What few people asked was whether the maps millions of people were so eager to see were worth the pixels they were made of. Nor was it clear what police forces facing significant cuts in their budgets were supposed to do in response to a sudden surge in demand for their services. After all, as Egon Bittner put it many years ago, the core function of the police is to deal with things that ‘ought not to be happening and about which someone had better do something now!’
As people from Portsmouth to Preston discovered when their quiet residential streets were flagged up as hotspots of crime and disorder, the data on which the maps are based says much more about the way police record incidents than events on the ground. Living near a police station or a busy town centre entertainment district could turn your sedate residential street into a maelstrom of criminality at the click of a button. Angry householders and local councillors took to the airwaves complaining that they were innocent losers in a bizarre game of postcode lottery. Why were they, their streets, their neighbours, their children being misrepresented in this way? And what about the impact of this bad publicity on property prices?

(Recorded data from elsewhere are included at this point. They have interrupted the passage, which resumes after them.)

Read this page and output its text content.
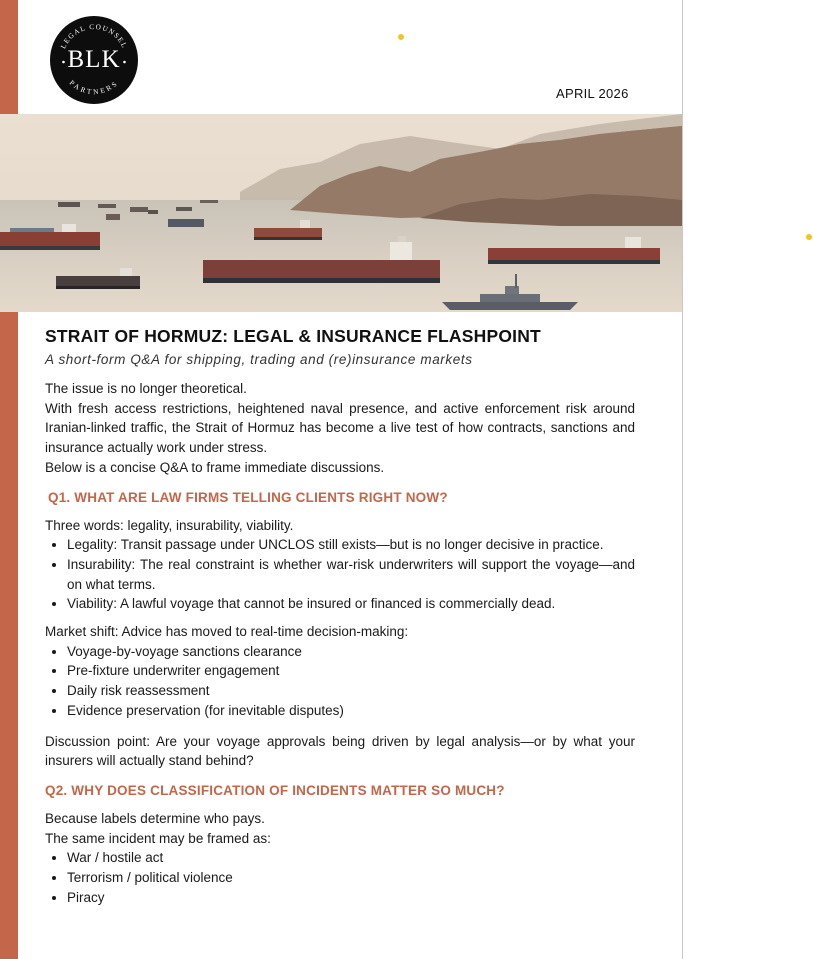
LEGAL COUNSEL
PARTNERS
BLK
APRIL 2026
STRAIT OF HORMUZ: LEGAL & INSURANCE FLASHPOINT
A short-form Q&A for shipping, trading and (re)insurance markets

The issue is no longer theoretical.

With fresh access restrictions, heightened naval presence, and active enforcement risk around Iranian-linked traffic, the Strait of Hormuz has become a live test of how contracts, sanctions and insurance actually work under stress.

Below is a concise Q&A to frame immediate discussions.

Q1. WHAT ARE LAW FIRMS TELLING CLIENTS RIGHT NOW?

Three words: legality, insurability, viability.

• Legality: Transit passage under UNCLOS still exists—but is no longer decisive in practice.
• Insurability: The real constraint is whether war-risk underwriters will support the voyage—and on what terms.
• Viability: A lawful voyage that cannot be insured or financed is commercially dead.

Market shift: Advice has moved to real-time decision-making:

• Voyage-by-voyage sanctions clearance
• Pre-fixture underwriter engagement
• Daily risk reassessment
• Evidence preservation (for inevitable disputes)

Discussion point: Are your voyage approvals being driven by legal analysis—or by what your insurers will actually stand behind?

Q2. WHY DOES CLASSIFICATION OF INCIDENTS MATTER SO MUCH?

Because labels determine who pays.

The same incident may be framed as:

• War / hostile act
• Terrorism / political violence
• Piracy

Less well publicised was the fact that crime maps based exclusively on incidents reported to the police, and then recorded by them, don’t tell us very much about what is actually happening on the streets, and even less about how people behave behind closed doors. Findings from the British Crime Survey published by the Home Office tell us that rates of reporting for different types of crime vary widely. While nine out of ten car thefts come to the attention of the police, only around one in every three assaults are reported. What are often, if controversially, called victimless crimes, including drug use and prostitution, are even more problematic. Since neither drug dealers nor users, prostitutes nor punters make a habit of turning themselves in, these offences rarely come to light unless and until the police decide to do something about them. So a sudden upsurge in reported drug offences or soliciting is much more likely to be the fruits of a special police operation than an accurate reflection of any underlying increase in drug use or street prostitution.
Asked what local residents could do about local crime problems identified by the Home Office’s shiny new maps, one spokesperson - fearful perhaps of their impact on already overstretched police services – recommended neighbourhood watch. But here again, the Home Office’s own research suggests that this is likely to be a futile, even counter-productive, response. Apart from the fact that neighbourhood watches have always been easier to establish in relatively low crime areas where they are least needed, the available evidence indicates that setting up a watch has little impact on crime and may actually increase people’s feelings of insecurity and lead to more calls on police time.
In the same week as the Home Office launched its crime maps plans were also being discussed in Parliament to cut ‘police red-tape’ by removing the requirement that people stopped (and either searched or asked to account for themselves) on the street should be issued with a written record. Introduced as an important way of holding forces to account for the use of police powers – particularly against black, Asian and other minority ethnic groups in the wake of the Brixton ‘riots’ of 1981 and the murder of Stephen Lawrence in 1993 - records are now seen as adding unnecessary bureaucratic complications to the fight against crime and disorder.
What does all this mean for police accountability? At its most basic it means that the Coalition government, following faithfully in the footsteps of its Labour predecessor, is playing to a gallery ministers seem to believe is desperate for more information about the dangers they face but indifferent to the means used to reduce them. In the process the government is missing the opportunity to make those same people less anxious by publicising the quite remarkable reduction in criminal victimisation that has taken place over the last 15 years (between 40 and 50 per cent according to the British Crime Survey). It also risks the gradual erosion of public confidence in the police if large numbers of entirely innocent people continue to be stopped in the street for reasons that seem (at least to them, their families and friends) to have more to do with who they are and how look than what they have done. To paraphrase the old American definition of a conservative as a liberal who’s been mugged; the danger is that a radical may increasingly come to be a citizen who’s been stopped and can’t find out why.
An accountable police force is part of the bedrock of a democratic society. Making the police more accountable is a laudable goal for any government. So it’s a great pity that this one seems more interested in technological wizardry and media headlines than either its own research or holding the police to account for the powers they exercise on our behalf.